Sunday, June 25, 2006

prognosis: negative

It's worse then I thought.
Maybe it's just because I don't want to write my paper, and so my mind keeps trailing off to anything tangible that's *not* my paper, but for the first time in FOREVER, I actually really want this guy to do what he said he would.
And that is to call me.
I think that if he was to call me right now, I'd hit the ceiling with excitement and bubbly happiness. How wretched is that?
And if he doesn't call? Well it'll just be more ammo for the cynical battle I'm waging against the dark and forboding world, not to mention that it'll add pounds to the non-destructible protective shield I'm working on building around myself so that no one can disappoint me ever again.
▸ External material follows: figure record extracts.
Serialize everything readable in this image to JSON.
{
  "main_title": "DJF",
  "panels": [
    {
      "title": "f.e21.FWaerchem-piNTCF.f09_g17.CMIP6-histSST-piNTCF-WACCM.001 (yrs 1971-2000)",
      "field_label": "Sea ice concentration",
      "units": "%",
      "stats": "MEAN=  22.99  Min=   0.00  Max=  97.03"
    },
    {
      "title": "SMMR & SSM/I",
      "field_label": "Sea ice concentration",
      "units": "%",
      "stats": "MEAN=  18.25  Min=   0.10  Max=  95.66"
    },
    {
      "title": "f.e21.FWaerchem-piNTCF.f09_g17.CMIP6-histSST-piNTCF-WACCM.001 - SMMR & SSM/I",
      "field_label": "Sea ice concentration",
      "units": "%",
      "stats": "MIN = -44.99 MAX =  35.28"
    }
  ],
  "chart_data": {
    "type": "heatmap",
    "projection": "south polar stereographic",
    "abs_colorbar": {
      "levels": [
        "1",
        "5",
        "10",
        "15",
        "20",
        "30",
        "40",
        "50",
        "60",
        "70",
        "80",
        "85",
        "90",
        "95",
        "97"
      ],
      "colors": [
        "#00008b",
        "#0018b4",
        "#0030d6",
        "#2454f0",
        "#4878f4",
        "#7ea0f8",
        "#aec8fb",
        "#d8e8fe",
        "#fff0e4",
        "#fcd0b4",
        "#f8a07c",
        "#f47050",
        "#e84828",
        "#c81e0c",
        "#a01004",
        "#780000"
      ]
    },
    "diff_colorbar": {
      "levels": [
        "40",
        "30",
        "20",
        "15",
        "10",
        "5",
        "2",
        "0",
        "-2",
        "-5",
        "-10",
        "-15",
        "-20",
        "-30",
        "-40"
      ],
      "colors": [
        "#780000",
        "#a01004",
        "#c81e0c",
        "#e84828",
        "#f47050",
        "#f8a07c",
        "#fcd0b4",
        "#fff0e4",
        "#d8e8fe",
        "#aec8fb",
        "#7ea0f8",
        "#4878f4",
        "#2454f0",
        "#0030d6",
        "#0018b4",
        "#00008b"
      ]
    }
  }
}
The Chinese have it right: Confucius says: Everything in moderation. They don't get ecstatic when random boys phone them after they said they would, and they don't break down and cry when things don't go their way for a while. Balance. Harmony. Good follows bad, and for the Chinese, that's just the way life is. Accept it.
But no, not us Westerners.
All I can think about is how amazingly cute he is when he smiles, how pretty his eyes are, and what a dolt I was the WHOLE NIGHT. Why on earth did I attempt to tell a joke?
I really really really really really hope he calls.
I'd pray to Baby Jesus, but that seems almost as futile as me trying to write my paper right about now.